Hughes rode the winners of the two feature races at last Saturday’s Doncaster meeting in contrasting styles. On the McCain-trained Navarjo Pass, a winner on the flat at Carlisle last summer, he made all the running and saved enough in the tank to fend off all his rivals after the final flight.

Matters were different on Greystoke’s My Old Gold in the Bet365 Handicap Chase. Hughes settled the mare in the rear on the wide outside and did not make his move until racing off the final bend.

My Old Gold was patently travelling better than the warm favourite Cloth Cap as the pair closed in towards the second last but made her one mistake of the race at this penultimate obstacle, losing momentum and forfeiting two clear lengths. The mare is very game and genuine though.
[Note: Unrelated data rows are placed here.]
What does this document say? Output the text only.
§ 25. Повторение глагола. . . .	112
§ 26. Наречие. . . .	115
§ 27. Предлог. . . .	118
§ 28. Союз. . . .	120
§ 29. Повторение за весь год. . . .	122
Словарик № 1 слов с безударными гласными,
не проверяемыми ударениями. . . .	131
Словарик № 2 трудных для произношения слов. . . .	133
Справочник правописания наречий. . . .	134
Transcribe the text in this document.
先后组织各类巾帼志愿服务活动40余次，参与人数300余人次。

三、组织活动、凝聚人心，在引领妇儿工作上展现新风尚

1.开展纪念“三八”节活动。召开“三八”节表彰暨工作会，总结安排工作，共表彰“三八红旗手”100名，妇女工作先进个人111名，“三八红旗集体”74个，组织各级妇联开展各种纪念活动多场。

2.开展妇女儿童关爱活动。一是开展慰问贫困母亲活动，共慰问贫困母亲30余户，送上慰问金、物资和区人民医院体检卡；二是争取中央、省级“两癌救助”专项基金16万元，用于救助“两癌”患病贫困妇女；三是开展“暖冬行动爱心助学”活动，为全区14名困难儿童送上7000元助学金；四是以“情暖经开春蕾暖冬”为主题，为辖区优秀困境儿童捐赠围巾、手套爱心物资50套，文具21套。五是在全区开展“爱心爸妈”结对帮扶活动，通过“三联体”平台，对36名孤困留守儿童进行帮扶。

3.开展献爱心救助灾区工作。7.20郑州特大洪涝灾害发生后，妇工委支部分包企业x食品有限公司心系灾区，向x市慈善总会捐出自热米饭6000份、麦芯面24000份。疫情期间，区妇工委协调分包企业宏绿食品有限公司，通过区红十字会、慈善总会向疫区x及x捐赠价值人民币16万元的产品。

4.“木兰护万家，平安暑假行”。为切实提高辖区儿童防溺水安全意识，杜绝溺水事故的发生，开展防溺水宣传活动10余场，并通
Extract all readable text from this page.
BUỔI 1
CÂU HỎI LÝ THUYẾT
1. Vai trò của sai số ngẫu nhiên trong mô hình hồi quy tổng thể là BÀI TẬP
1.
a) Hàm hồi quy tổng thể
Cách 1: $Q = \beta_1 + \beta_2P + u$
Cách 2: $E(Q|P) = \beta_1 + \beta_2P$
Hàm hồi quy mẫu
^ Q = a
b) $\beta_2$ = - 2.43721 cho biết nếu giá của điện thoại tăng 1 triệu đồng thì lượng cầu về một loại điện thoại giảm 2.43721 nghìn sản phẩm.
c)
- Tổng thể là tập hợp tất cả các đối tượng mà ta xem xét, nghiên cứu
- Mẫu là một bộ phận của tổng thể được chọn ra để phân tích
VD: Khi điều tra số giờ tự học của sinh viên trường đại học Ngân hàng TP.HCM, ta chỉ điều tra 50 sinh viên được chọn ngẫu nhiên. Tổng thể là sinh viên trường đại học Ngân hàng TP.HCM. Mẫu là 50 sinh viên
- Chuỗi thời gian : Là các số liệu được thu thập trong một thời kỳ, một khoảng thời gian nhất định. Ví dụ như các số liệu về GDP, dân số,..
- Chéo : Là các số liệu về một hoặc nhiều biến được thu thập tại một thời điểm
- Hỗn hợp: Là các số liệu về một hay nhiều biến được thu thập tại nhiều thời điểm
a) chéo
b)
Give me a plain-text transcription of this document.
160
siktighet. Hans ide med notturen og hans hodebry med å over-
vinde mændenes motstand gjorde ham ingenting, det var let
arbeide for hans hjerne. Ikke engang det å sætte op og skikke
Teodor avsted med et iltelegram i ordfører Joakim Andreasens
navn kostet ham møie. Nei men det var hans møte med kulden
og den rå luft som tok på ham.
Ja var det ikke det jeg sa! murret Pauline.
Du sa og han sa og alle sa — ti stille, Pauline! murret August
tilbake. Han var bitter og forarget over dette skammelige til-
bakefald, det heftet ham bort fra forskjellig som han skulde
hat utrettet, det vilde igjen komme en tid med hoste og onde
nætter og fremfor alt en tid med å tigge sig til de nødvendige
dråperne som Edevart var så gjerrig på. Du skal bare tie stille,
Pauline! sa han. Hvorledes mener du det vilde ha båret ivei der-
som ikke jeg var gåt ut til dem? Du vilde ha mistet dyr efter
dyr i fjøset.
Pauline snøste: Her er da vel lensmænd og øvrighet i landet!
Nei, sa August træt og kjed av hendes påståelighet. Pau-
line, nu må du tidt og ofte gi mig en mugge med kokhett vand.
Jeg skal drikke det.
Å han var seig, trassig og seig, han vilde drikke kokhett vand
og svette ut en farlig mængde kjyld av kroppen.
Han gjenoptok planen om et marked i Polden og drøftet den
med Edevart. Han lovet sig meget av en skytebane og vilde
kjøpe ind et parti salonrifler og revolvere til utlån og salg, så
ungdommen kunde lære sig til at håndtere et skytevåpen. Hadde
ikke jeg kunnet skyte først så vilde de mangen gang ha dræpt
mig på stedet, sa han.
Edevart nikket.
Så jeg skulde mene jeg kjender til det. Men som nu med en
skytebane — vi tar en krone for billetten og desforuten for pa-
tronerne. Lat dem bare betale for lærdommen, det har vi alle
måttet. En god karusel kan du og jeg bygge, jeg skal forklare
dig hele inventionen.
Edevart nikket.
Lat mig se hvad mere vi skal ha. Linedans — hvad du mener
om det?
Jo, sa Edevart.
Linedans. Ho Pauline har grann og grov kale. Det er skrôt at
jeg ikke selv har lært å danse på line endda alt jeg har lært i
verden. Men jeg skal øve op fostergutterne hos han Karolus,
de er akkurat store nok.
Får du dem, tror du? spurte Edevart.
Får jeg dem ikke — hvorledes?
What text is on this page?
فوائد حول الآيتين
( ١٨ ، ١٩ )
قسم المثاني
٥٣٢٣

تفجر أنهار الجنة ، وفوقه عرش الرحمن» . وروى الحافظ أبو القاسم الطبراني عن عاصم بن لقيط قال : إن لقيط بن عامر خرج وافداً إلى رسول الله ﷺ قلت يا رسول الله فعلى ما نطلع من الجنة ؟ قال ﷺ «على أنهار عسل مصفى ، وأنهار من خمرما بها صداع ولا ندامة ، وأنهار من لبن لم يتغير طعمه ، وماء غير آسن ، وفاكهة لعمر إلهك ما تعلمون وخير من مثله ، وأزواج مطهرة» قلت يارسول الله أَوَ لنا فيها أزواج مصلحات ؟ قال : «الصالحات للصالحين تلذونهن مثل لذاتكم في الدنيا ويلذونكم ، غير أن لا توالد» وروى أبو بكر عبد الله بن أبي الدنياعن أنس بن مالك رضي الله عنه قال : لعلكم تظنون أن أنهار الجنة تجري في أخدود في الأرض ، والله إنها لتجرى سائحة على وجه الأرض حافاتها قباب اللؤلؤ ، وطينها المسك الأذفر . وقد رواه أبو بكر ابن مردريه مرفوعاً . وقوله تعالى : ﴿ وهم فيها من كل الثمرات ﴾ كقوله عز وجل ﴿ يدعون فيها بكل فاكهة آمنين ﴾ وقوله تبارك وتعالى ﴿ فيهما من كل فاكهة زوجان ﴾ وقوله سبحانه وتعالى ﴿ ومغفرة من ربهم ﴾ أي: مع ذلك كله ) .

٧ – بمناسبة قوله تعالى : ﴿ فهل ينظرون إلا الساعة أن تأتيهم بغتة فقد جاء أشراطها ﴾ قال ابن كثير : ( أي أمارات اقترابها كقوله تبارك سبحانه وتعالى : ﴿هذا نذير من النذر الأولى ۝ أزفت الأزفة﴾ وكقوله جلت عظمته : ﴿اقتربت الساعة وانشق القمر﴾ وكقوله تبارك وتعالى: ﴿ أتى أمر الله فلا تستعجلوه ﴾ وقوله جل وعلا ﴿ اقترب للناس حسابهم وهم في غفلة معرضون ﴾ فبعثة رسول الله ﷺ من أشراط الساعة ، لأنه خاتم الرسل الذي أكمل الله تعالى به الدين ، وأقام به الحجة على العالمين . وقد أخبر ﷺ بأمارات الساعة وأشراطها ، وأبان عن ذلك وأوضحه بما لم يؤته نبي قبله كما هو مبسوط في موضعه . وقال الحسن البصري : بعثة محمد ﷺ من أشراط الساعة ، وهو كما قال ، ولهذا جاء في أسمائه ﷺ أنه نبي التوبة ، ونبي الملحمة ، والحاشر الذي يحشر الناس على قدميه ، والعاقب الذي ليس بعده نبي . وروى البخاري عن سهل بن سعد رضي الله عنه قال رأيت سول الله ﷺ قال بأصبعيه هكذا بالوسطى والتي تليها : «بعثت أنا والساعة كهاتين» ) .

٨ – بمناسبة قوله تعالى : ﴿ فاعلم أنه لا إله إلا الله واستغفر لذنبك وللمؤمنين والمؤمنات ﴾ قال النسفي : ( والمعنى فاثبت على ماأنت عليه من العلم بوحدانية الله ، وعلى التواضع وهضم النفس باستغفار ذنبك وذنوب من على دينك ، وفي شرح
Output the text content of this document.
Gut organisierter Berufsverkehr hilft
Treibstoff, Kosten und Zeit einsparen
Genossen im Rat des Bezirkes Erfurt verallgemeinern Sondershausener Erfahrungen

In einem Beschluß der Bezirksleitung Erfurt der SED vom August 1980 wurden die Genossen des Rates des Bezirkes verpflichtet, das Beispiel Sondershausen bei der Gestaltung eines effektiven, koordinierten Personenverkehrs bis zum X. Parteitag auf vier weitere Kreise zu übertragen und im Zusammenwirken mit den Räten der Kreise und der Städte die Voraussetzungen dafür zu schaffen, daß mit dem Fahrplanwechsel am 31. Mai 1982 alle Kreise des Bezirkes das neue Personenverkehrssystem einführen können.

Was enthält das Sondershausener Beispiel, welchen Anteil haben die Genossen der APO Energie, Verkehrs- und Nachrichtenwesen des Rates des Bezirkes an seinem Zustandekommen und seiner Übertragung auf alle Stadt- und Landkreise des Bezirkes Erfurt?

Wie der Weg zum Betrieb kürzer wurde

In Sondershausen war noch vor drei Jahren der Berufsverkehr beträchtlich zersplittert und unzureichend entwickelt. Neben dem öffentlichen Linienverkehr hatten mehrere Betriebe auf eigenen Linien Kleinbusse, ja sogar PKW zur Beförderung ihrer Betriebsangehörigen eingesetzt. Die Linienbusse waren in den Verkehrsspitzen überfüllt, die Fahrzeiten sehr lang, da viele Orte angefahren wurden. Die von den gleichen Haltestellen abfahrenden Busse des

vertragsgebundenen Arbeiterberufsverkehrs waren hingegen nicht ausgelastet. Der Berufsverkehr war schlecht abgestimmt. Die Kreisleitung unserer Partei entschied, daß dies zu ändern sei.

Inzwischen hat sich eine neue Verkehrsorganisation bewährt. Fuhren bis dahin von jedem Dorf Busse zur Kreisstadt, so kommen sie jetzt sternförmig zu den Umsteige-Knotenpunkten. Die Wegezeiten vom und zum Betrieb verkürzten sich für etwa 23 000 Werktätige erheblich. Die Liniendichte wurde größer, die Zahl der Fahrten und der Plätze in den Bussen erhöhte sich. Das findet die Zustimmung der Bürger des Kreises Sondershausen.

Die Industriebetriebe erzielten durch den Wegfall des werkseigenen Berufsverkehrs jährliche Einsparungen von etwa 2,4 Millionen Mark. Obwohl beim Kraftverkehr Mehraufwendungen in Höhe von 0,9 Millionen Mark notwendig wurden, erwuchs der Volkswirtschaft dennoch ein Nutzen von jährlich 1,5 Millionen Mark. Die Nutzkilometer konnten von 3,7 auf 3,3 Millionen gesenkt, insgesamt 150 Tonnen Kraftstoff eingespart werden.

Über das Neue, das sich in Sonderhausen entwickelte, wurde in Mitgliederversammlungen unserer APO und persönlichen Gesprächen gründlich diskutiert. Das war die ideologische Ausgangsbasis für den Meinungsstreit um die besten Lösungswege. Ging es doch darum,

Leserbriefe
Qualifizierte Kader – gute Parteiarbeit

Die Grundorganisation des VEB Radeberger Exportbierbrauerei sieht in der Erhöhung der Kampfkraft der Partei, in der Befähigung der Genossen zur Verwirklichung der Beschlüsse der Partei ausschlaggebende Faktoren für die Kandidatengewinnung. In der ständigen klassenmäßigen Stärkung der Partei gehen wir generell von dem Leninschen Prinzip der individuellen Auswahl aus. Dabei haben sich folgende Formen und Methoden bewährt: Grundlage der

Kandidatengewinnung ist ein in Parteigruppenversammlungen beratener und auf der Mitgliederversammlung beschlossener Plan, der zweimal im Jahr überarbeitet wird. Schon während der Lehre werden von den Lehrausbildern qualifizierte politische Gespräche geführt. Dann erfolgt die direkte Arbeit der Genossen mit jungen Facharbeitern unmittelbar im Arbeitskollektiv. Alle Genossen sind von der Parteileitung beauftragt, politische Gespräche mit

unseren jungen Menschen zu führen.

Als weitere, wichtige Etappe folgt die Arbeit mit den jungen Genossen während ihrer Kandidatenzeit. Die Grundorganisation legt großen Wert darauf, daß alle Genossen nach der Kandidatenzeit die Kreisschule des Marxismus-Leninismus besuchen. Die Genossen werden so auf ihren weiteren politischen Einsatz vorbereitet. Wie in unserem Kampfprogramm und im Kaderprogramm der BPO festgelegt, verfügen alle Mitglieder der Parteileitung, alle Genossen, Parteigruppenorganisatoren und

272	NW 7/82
She was back on terms at the last and stayed on in typically brave manner under Hughes’ coaxing to overhaul the market leader close home and win at the generous price of 4/1. Richards was delighted at the outcome, though, warned that the mare might now have to step up to Graded company for her next outing.

Hughes extended his winning sequence and initiated his Carlisle four-timer with an effortless success in the opener on the Richards-trained Big Bad Bear, who landed the odds of 1/4.

This powerfully-built sort is owned by Trevor Hemmings and should develop into a potential 3m chaser. The combination of Ryan Mania and Sandy Thomson took the next two races with Mymilan and Empire Steel.

Since winning the 2013 Aintree Grand National on Aurora’s Encore, Mania has been more out of racing than furthering his career as a professional jumps jockey, for much of the time fighting a losing battle against increasing weight.

This problem is now behind him and a sylph-like Mania has taken on a new lease of his racing life working and riding for Thomson. He gave both his horses positive front running rides and is clearly enjoying his return to the weighing room.

Chapel Stile was allowed to start at 11/4 for the novice chase in face of sustained market support for the Venetia Williams raider Cloudy Glen.

All the fences in the home straight were omitted because of the bright low sun and Cloudy Glen looked to have the race at his mercy with a five-length advantage between the last two furlongs but Ryan Day, aboard the gutsy Chapel Stile, never gave up the pursuit and with the leader starting to tread water inside the final 100 yards, stormed up the final stretch to score by a neck.